HPMC VS CMC: 7 Differences You Need to Know!

If you don't distinguish HPMC and CMC, there are 7 differences you need to know. HPMC vs CMC: their differences mainly focus on Definition, Solubility, Water Retention, Ph Stability, Enzymatic Resistance, Price and Application.

No.1 HPMC VS CMC: different definition

HPMC is prepared by reacting alkali cellulose with chloromethane and propylene oxide. This process mainly take place on etherification of workshop.  Carboxymethyl cellulose (CMC) is a cellulose derivative formed by the reaction of alkali and chloroacetic acid.

N0.2 different solubility

HPMC dissolves easily in cold water and may be difficult to dissolve in hot water. But CMC is easy to dissolve in hot and cold water, and the solubility of HPMC in cold water is higher than CMC.

No.3 different water retention

HPMC has better water retention than CMC. This is their big difference.

No.4 different PH stability

Melacoll™ HPMC remains stable in the range of pH 3~11. However, PH has a great effect on CMC, it is mainly used in gypsum rather than cement.

In a strongly alkaline environment, CMC’s viscosity will be lost. But HPMC will speed up its dissolution rate and increase its viscosity.

1.HPMC aqueous solutions exhibit exceptional stability, unaffected by pH levels, maintaining stability in acidic, neutral, and alkaline environments. Solubility increases as viscosity decreases. The gelation temperature for products of different specifications ranges between 50-90°C. Exceeding the gelation temperature will cause precipitation to form.

2.CMC-Na exhibits strong hygroscopicity and readily dissolves in water to form a high-viscosity colloidal solution, though its properties are significantly influenced by pH and temperature: it remains stable in neutral and alkaline environments, but prolonged heating above 80°C causes viscosity reduction. It is insoluble in acids and alcohols; exposure to strong acids precipitates free acid, while salts do not cause precipitation but may affect viscosity stability. Its water solubility depends on the degree of substitution. Higher substitution yields better water solubility. Industrial products typically have a substitution degree between 0.4 and 1.2.

No.5 different enzymatic resistance

HPMC has better resistance to enzymes than CMC, so HPMC solution is less easily degraded by enzymes.

No.6 different price

HPMC price is evidently higher than CMC.

No.7 different application

1. Core Application Areas of HPMC

The construction industry represents the largest application scenario for HPMC. As a water-retention agent, retarder, and binder in cement mortar, putty powder, and tile adhesives, it significantly enhances the plasticity of slurries, extends working time, reduces cement consumption, and prevents cracking after hardening. Additionally, in the pharmaceutical industry, it functions as a tablet binder, coating material, and artificial tear base (with osmotic pressure close to tears, minimizing irritation). In the food industry, it is used for preserving fruits and vegetables and thickening frozen food products. In the coatings, ceramics, and textile industries, it serves as a thickener, dispersant, and stabilizer.

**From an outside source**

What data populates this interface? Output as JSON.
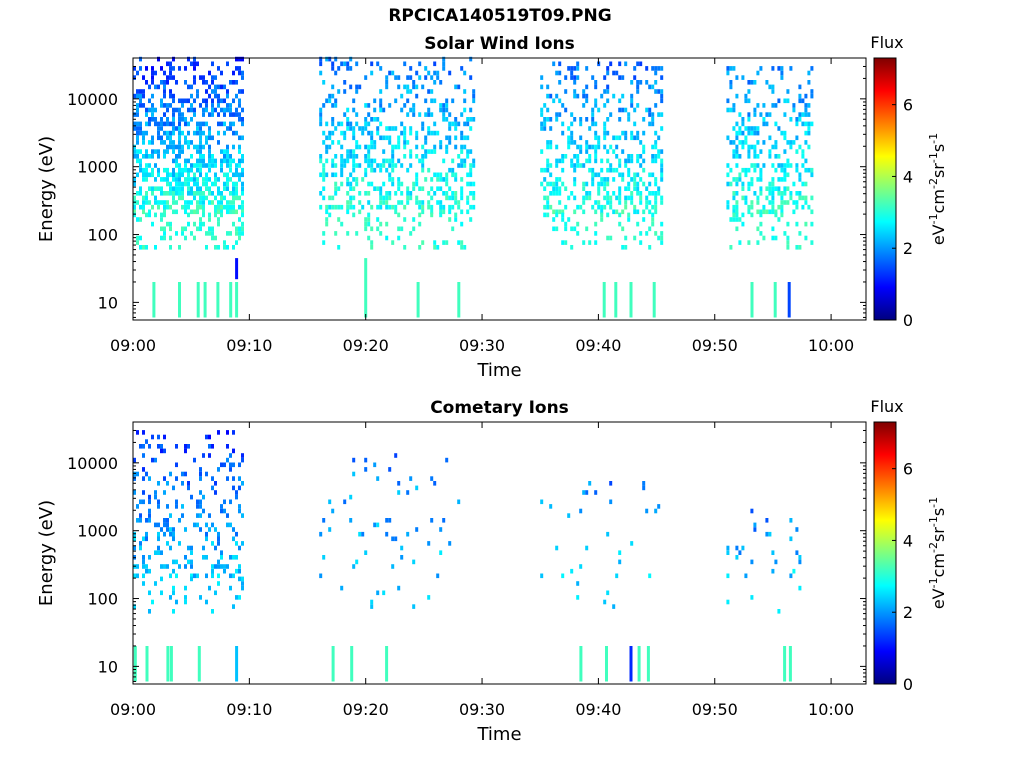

2. Core Application Areas of CMC-Na

CMC-Na demonstrates particularly prominent applications in the food industry. As a thickener and emulsion stabilizer in acidic milk beverages, yogurt, bread, jellies, and similar products, it stabilizes proteins, prevents fat separation, enhances texture, and extends shelf life. In petroleum drilling, it functions as a drilling mud treatment agent to regulate mud viscosity and prevent wellbore collapse. In the daily chemical industry, it is used in detergents and toothpaste to enhance system viscosity and stability. In papermaking, leather processing, and water treatment, it serves as a sizing agent and flocculant.

This  is 7 difference between HPMC and CMC. However, whatever any products, their impact is important. If you want to know HPMC and MHEC difference, please click here.

Summary

The core difference between HPMC and CMC stems from their ionic properties: HPMC is nonionic, offering excellent pH stability and film-forming capabilities, and is primarily used in construction and pharmaceutical applications. CMC-Na is anionic, featuring strong emulsifying power and moderate cost, and is predominantly applied in food processing and petroleum drilling. In practical applications, the appropriate product should be selected based on the system's pH, temperature, and functional requirements. Performance can also be optimized through blending.